Ebbene, anche in questo ambito si sono verificate differenze significative tra i gruppi di studio e di
controllo: nei caregiver dei soggetti sottoposti a 2 mesi di visione del memofilm lo stress si è ridotto
tra il 78% e il 10% in 8 casi, si è mantenuto stabile in 3, è aumentato in 2; viceversa, nei caregiver
del gruppo di controllo, lo stress è diminuito soltanto in 2 casi, è rimasto invariato in 6 ed è
aumentato in 5.
Anche la valutazione aggiuntiva mediante check list ha dato risultati molto interessanti: 12 pazienti
su 13 hanno riconosciuto indicandoli col proprio nome persone, oggetti o situazioni rappresentate
nel Memofilm.
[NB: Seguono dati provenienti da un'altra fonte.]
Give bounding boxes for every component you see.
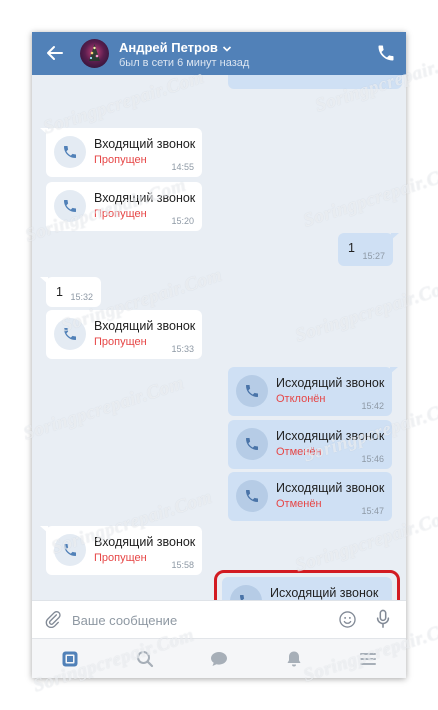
phone-icon <box>54 136 86 168</box>
call-title: Входящий звонок <box>94 319 196 333</box>
phone-icon <box>54 190 86 222</box>
chat-history[interactable]: Входящий звонок Пропущен 14:55 Входящий зво… <box>32 75 406 600</box>
message-time: 15:46 <box>361 454 384 464</box>
phone-icon <box>236 375 268 407</box>
message-input[interactable] <box>70 606 334 634</box>
chevron-down-icon <box>222 41 232 56</box>
tab-search-icon[interactable] <box>135 649 155 669</box>
call-message-bubble[interactable]: Входящий звонок Пропущен 15:33 <box>46 310 202 359</box>
call-title: Входящий звонок <box>94 191 196 205</box>
call-message-bubble[interactable]: Входящий звонок Пропущен 15:58 <box>40 526 202 575</box>
chat-header: Андрей Петров был в сети 6 минут назад <box>32 32 406 75</box>
text-message-bubble[interactable]: 1 15:27 <box>338 233 399 266</box>
phone-icon <box>236 428 268 460</box>
call-status: Пропущен <box>94 154 147 166</box>
contact-name[interactable]: Андрей Петров <box>119 40 232 56</box>
message-time: 15:47 <box>361 506 384 516</box>
call-status: Пропущен <box>94 552 147 564</box>
message-time: 15:32 <box>70 292 93 302</box>
avatar[interactable] <box>80 39 109 68</box>
message-time: 15:33 <box>171 344 194 354</box>
contact-status: был в сети 6 минут назад <box>119 57 250 69</box>
call-title: Исходящий звонок <box>276 429 385 443</box>
paperclip-icon[interactable] <box>44 610 62 629</box>
call-message-bubble[interactable]: Исходящий звонок Отменён 15:47 <box>228 472 392 521</box>
bottom-tab-bar <box>32 638 406 678</box>
message-text: 1 <box>56 285 63 299</box>
call-status: Отклонён <box>276 393 326 405</box>
call-message-bubble[interactable]: Исходящий звонок Отменён 15:46 <box>228 420 392 469</box>
previous-message-bubble <box>228 75 402 89</box>
message-time: 15:27 <box>362 251 385 261</box>
message-text: 1 <box>348 241 355 255</box>
call-message-bubble[interactable]: Входящий звонок Пропущен 15:20 <box>46 182 202 231</box>
message-time: 14:55 <box>171 162 194 172</box>
phone-call-icon[interactable] <box>376 43 396 63</box>
microphone-icon[interactable] <box>374 609 392 629</box>
call-title: Входящий звонок <box>94 535 196 549</box>
phone-screen: Андрей Петров был в сети 6 минут назад В… <box>32 32 406 678</box>
call-title: Исходящий звонок <box>276 481 385 495</box>
back-arrow-icon[interactable] <box>44 42 66 64</box>
phone-icon <box>54 318 86 350</box>
message-time: 15:20 <box>171 216 194 226</box>
phone-icon <box>54 534 86 566</box>
message-time: 15:58 <box>171 560 194 570</box>
message-time: 15:42 <box>361 401 384 411</box>
call-status: Отменён <box>276 498 322 510</box>
tab-messages-icon[interactable] <box>209 649 229 669</box>
message-composer <box>32 600 406 638</box>
call-message-bubble[interactable]: Входящий звонок Пропущен 14:55 <box>40 128 202 177</box>
tab-notifications-icon[interactable] <box>284 649 304 669</box>
call-status: Пропущен <box>94 336 147 348</box>
call-title: Входящий звонок <box>94 137 196 151</box>
highlight-frame <box>214 570 400 600</box>
text-message-bubble[interactable]: 1 15:32 <box>40 277 101 307</box>
call-status: Отменён <box>276 446 322 458</box>
call-status: Пропущен <box>94 208 147 220</box>
phone-icon <box>236 480 268 512</box>
contact-name-text: Андрей Петров <box>119 40 218 55</box>
call-message-bubble[interactable]: Исходящий звонок Отклонён 15:42 <box>228 367 398 416</box>
tab-menu-icon[interactable] <box>358 649 378 669</box>
call-title: Исходящий звонок <box>276 376 385 390</box>
emoji-icon[interactable] <box>338 610 357 629</box>
tab-news-icon[interactable] <box>60 649 80 669</box>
Inoltre il riconoscimento della propria casa ha prodotto la cessazione del delirio di
fuga in 1 caso ed il miglioramento di comportamenti inadeguati e iterativi, come l’incontinenza
fecale e il wandering, in 3 casi.
In conclusione, per quanto la casistica sia limitata, i risultati del nostro studio si possono definire
senz’altro positivi in quanto: nei soggetti sottoposti alla visione del Memofilm i BPSD migliorano
in misura (94% vs. 38%) e in numero (9 vs. 4) significativamente superiori rispetto ai controlli;
inoltre, come rivela la verifica dello stress, anche la relazione con i caregiver risulta più
soddisfacente.
Per un consolidamento dell’esperienza è auspicabile implementare la conoscenza del progetto e il
relativo know how tramite la diffusione di un testo multimediale redatto dai membri del gruppo di
lavoro e, al tempo stesso, estendere la sperimentazione ad un numero sempre maggiore di pazienti,
con il coinvolgimento di soggetti diversi (Enti Locali, Università, associazioni, privati, ecc.).